La compagnia contesta la stangata dell'Antitrust: "Noi siamo a favore dei consumatori"

di Paolo Diacono -


Ryanair contesta la stangata Antitrust e se la prende con le addizionali locali, affermando che, senza la compagnia sarebbe pronta a investire fino a 4 miliardi di euro in più. Lo ha detto il Ceo della compagnia low cost, Eddie Wilson, durante la conferenza stampa di presentazione della stagione estiva 2026 per gli aeroporti della Lombardia. Una conferenza i cui contenuti faranno agitare la polemica che è sempre dietro l’angolo quando si parla di trasporti, e a maggior ragione per le low-cost.

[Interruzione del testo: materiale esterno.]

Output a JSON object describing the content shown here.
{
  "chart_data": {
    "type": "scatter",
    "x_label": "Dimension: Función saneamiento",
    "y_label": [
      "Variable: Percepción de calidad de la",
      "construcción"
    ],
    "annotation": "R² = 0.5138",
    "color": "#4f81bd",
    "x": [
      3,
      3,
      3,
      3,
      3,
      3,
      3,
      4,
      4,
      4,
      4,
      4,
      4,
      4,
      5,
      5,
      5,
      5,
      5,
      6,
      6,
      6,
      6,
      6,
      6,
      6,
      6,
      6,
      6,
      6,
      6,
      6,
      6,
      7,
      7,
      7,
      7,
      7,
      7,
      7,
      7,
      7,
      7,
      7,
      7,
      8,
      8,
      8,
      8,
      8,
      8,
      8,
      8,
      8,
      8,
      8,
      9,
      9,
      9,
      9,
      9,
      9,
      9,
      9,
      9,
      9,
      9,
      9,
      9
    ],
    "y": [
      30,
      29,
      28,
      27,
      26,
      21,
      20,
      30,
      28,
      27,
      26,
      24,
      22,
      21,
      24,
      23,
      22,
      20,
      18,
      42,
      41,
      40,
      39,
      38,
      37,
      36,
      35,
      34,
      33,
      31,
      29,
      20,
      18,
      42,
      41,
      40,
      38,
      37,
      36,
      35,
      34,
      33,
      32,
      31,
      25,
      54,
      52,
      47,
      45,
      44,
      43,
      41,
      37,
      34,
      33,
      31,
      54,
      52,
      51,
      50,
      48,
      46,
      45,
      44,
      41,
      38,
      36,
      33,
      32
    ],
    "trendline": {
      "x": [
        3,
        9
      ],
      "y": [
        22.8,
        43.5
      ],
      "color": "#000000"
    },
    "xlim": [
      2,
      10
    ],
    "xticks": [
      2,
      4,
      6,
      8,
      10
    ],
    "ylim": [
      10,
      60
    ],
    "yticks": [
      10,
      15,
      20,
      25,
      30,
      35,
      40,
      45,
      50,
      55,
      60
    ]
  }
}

Ryanar, le addizioni e la stangata Antitrust

Sul tema delle tasse, il Ceo Wilson ha tuonato: “Se venisse eliminata in tutta Italia l’addizionale municipale Ryanair risponderebbe con un piano di crescita sostenuto: 40 aeromobili per 4 miliardi di dollari (pari a 3,42 miliardi di euro) di investimenti. 20 milioni di passeggeri all’anno aggiuntivi, 250 nuove rotte e 15mila nuovi posti di lavoro”. Più che una proposta, un sogno. A cui dà più forza ancora citando Draghi: “Per sbloccare opportunità ancora maggiori per l’aviazione, il turismo e l’occupazione in Italia, Ryanair invita nuovamente il governo italiano a eliminare l’addizionale municipale in tutti gli aeroporti italiani, al fine di stimolare ulteriore crescita del traffico, del turismo e dei posti di lavoro. Riteniamo questa tassa aggressiva. Il rapporto Draghi chiede competitività”.

La stangata Agcm

A Ryanair, oltre alle addizionali, non è andata giù la recente stangata comminata dall’Antitrust. “Una decisione manifestamente sbagliata. Tutti sanno – ha spiegato Wilson – che Ryanair lavora per il bene dei consumatori. Anche guardando le statistiche l’aeroporto con il maggior tasso di crescita è Reggio Calabria, e nessun altro cresce così tanto lì”. E ancora: “Siamo il più grande operatore e ciò significa che siamo assolutamente a favore dei consumatori e non anti-consumatori. Lo ha detto anche la Corte d’Appello di Milano, che il modello di Ryanair favorisce i consumatori, assicurando loro le tariffe più basse. Nulla è cambiato da allora e questa è la ragione per cui Ryanair crescerà quest’anno del 9%”.